Oral Presentation First Malaria World Congress 2018

Knowing is good – knowing everything is better (51367)

Edward Thomsen 1 , Kirsten Duda 1 , Busiku Hamainza 2 3 , Michael Coleman 1
  1. Liverpool School of Tropical Medicine, Liverpool, MERSYSIDE, United Kingdom
  2. National Malaria Elimination Programme, Lusaka, Zambia
  3. National Malaria Elimination Programme, Lusaka, Zambia

Effective malaria programmes rely on case management and vector tools to, control, eliminate and respond to outbreaks. To best deploy limited resources and obtain the largest impact requires control programmes access entomological, epidemiological and operational data from many diverse sources.

Most programmes rely predominantly on case data from the health management system, often the district health information system 2 (DHIS2). As no operational decision-support system has been able to interact in a user-friendly way with the DHIS2, integration of key data has been limited across programmes.

In order to fill this gap, we created a tool in the DDMS+ that is interoperable with DHIS2. The tool was built using open source software RunwaySDK, and interacts with the DHIS2 through its web API. The tool went through positive and negative user testing to ensure robustness. To enhance the ability of aggregating data from diverse data sets a novel drag and drop system was created that could create new data modules and associated “ontologies”.

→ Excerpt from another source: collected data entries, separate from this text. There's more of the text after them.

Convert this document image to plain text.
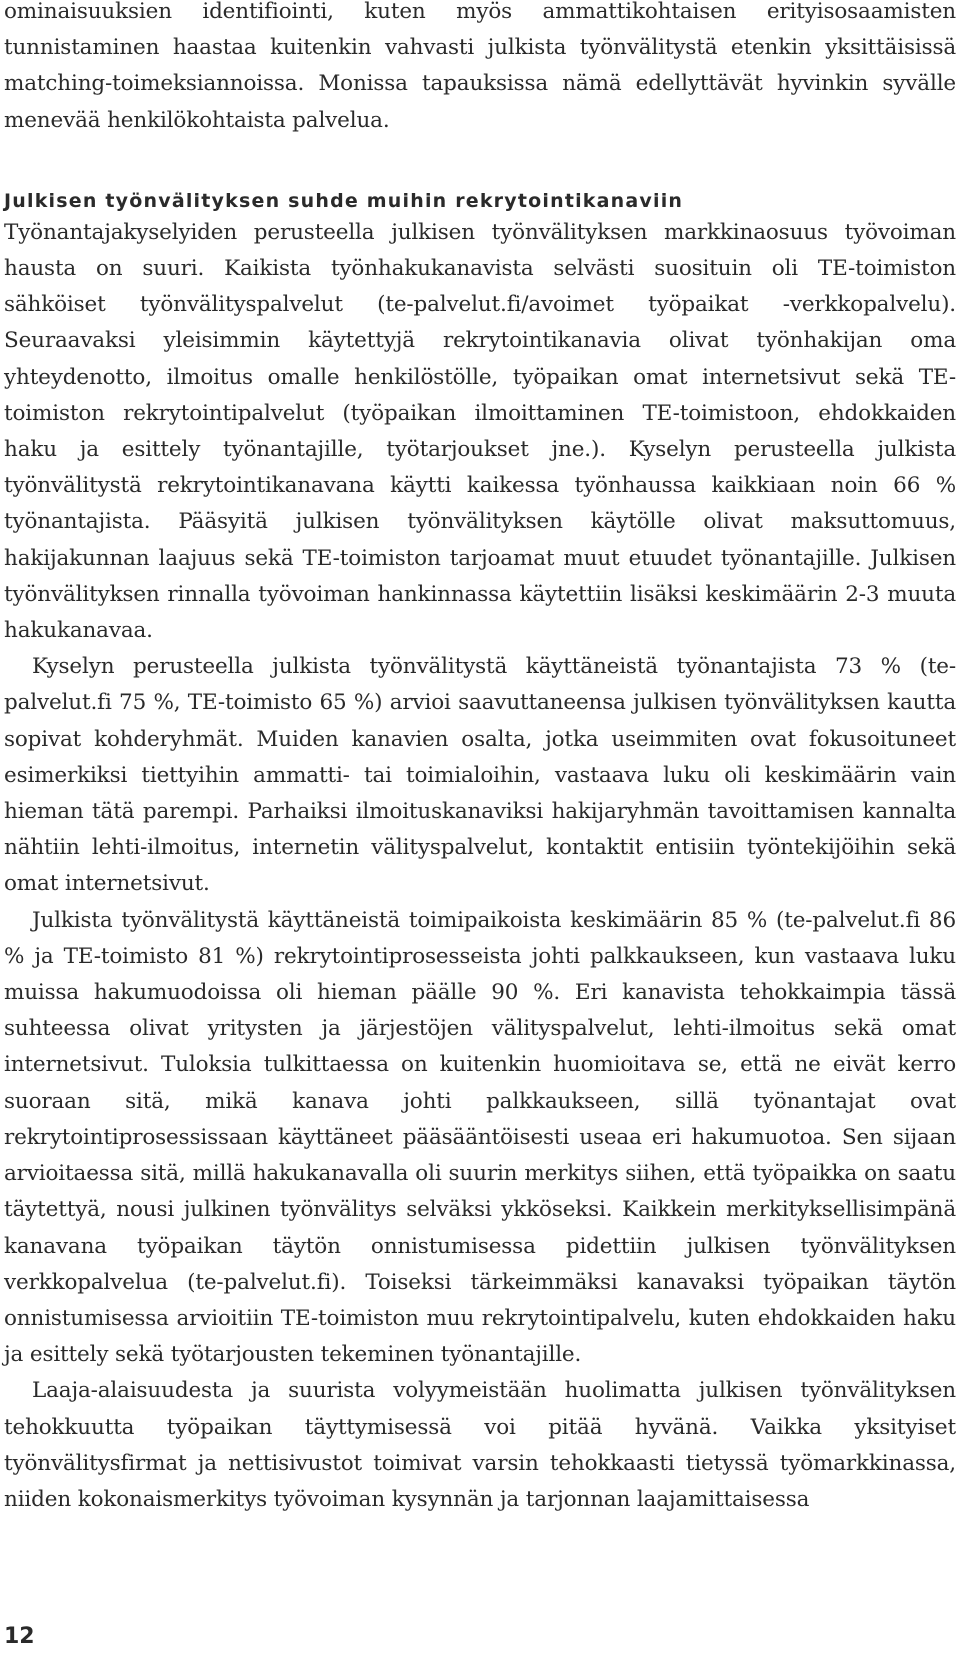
ominaisuuksien identifiointi, kuten myös ammattikohtaisen erityisosaamisten tunnistaminen haastaa kuitenkin vahvasti julkista työnvälitystä etenkin yksittäisissä matching-toimeksiannoissa. Monissa tapauksissa nämä edellyttävät hyvinkin syvälle menevää henkilökohtaista palvelua.

Julkisen työnvälityksen suhde muihin rekrytointikanaviin

Työnantajakyselyiden perusteella julkisen työnvälityksen markkinaosuus työvoiman hausta on suuri. Kaikista työnhakukanavista selvästi suosituin oli TE-toimiston sähköiset työnvälityspalvelut (te-palvelut.fi/avoimet työpaikat -verkkopalvelu). Seuraavaksi yleisimmin käytettyjä rekrytointikanavia olivat työnhakijan oma yhteydenotto, ilmoitus omalle henkilöstölle, työpaikan omat internetsivut sekä TE-toimiston rekrytointipalvelut (työpaikan ilmoittaminen TE-toimistoon, ehdokkaiden haku ja esittely työnantajille, työtarjoukset jne.). Kyselyn perusteella julkista työnvälitystä rekrytointikanavana käytti kaikessa työnhaussa kaikkiaan noin 66 % työnantajista. Pääsyitä julkisen työnvälityksen käytölle olivat maksuttomuus, hakijakunnan laajuus sekä TE-toimiston tarjoamat muut etuudet työnantajille. Julkisen työnvälityksen rinnalla työvoiman hankinnassa käytettiin lisäksi keskimäärin 2-3 muuta hakukanavaa.

Kyselyn perusteella julkista työnvälitystä käyttäneistä työnantajista 73 % (te-palvelut.fi 75 %, TE-toimisto 65 %) arvioi saavuttaneensa julkisen työnvälityksen kautta sopivat kohderyhmät. Muiden kanavien osalta, jotka useimmiten ovat fokusoituneet esimerkiksi tiettyihin ammatti- tai toimialoihin, vastaava luku oli keskimäärin vain hieman tätä parempi. Parhaiksi ilmoituskanaviksi hakijaryhmän tavoittamisen kannalta nähtiin lehti-ilmoitus, internetin välityspalvelut, kontaktit entisiin työntekijöihin sekä omat internetsivut.

Julkista työnvälitystä käyttäneistä toimipaikoista keskimäärin 85 % (te-palvelut.fi 86 % ja TE-toimisto 81 %) rekrytointiprosesseista johti palkkaukseen, kun vastaava luku muissa hakumuodoissa oli hieman päälle 90 %. Eri kanavista tehokkaimpia tässä suhteessa olivat yritysten ja järjestöjen välityspalvelut, lehti-ilmoitus sekä omat internetsivut. Tuloksia tulkittaessa on kuitenkin huomioitava se, että ne eivät kerro suoraan sitä, mikä kanava johti palkkaukseen, sillä työnantajat ovat rekrytointiprosessissaan käyttäneet pääsääntöisesti useaa eri hakumuotoa. Sen sijaan arvioitaessa sitä, millä hakukanavalla oli suurin merkitys siihen, että työpaikka on saatu täytettyä, nousi julkinen työnvälitys selväksi ykköseksi. Kaikkein merkityksellisimpänä kanavana työpaikan täytön onnistumisessa pidettiin julkisen työnvälityksen verkkopalvelua (te-palvelut.fi). Toiseksi tärkeimmäksi kanavaksi työpaikan täytön onnistumisessa arvioitiin TE-toimiston muu rekrytointipalvelu, kuten ehdokkaiden haku ja esittely sekä työtarjousten tekeminen työnantajille.

Laaja-alaisuudesta ja suurista volyymeistään huolimatta julkisen työnvälityksen tehokkuutta työpaikan täyttymisessä voi pitää hyvänä. Vaikka yksityiset työnvälitysfirmat ja nettisivustot toimivat varsin tehokkaasti tietyssä työmarkkinassa, niiden kokonaismerkitys työvoiman kysynnän ja tarjonnan laajamittaisessa

12
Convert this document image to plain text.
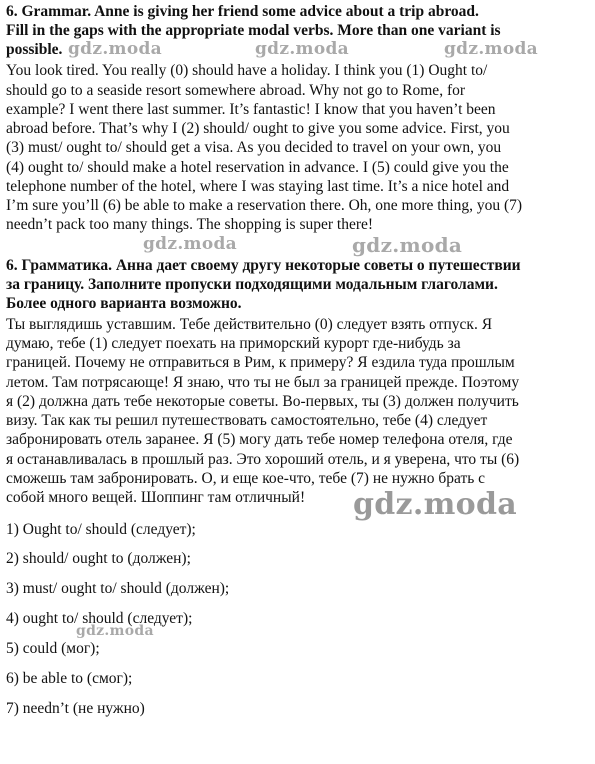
6. Grammar. Anne is giving her friend some advice about a trip abroad.
Fill in the gaps with the appropriate modal verbs. More than one variant is
possible.
You look tired. You really (0) should have a holiday. I think you (1) Ought to/
should go to a seaside resort somewhere abroad. Why not go to Rome, for
example? I went there last summer. It’s fantastic! I know that you haven’t been
abroad before. That’s why I (2) should/ ought to give you some advice. First, you
(3) must/ ought to/ should get a visa. As you decided to travel on your own, you
(4) ought to/ should make a hotel reservation in advance. I (5) could give you the
telephone number of the hotel, where I was staying last time. It’s a nice hotel and
I’m sure you’ll (6) be able to make a reservation there. Oh, one more thing, you (7)
needn’t pack too many things. The shopping is super there!
6. Грамматика. Анна дает своему другу некоторые советы о путешествии
за границу. Заполните пропуски подходящими модальным глаголами.
Более одного варианта возможно.
Ты выглядишь уставшим. Тебе действительно (0) следует взять отпуск. Я
думаю, тебе (1) следует поехать на приморский курорт где-нибудь за
границей. Почему не отправиться в Рим, к примеру? Я ездила туда прошлым
летом. Там потрясающе! Я знаю, что ты не был за границей прежде. Поэтому
я (2) должна дать тебе некоторые советы. Во-первых, ты (3) должен получить
визу. Так как ты решил путешествовать самостоятельно, тебе (4) следует
забронировать отель заранее. Я (5) могу дать тебе номер телефона отеля, где
я останавливалась в прошлый раз. Это хороший отель, и я уверена, что ты (6)
сможешь там забронировать. О, и еще кое-что, тебе (7) не нужно брать с
собой много вещей. Шоппинг там отличный!
1) Ought to/ should (следует);
2) should/ ought to (должен);
3) must/ ought to/ should (должен);
4) ought to/ should (следует);
5) could (мог);
6) be able to (смог);
7) needn’t (не нужно)
gdz.moda	gdz.moda	gdz.moda
gdz.moda	gdz.moda
gdz.moda
gdz.moda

Previously, DDMS+ was the only database and decision-support tool that accepted completely disaggregated entomological and intervention monitoring data. With the new interoperability functionality added during this project, a user can aggregate that data, and send indicator datasets directly into the DHIS2. This allows DHIS2 users to create dashboards that not only have case surveillance data, but entomology and intervention data as well.

There are numerous software systems that have been created for vector control, however, the ability to share data between these systems is lacking and this hinders the success of control and elimination programmes. We have developed the first platform that can integrate diverse data easily and share data with other key country systems such as the DHIS2. Currently this is being evaluated in several disease settings including malaria to improve the vector control and elimination agenda.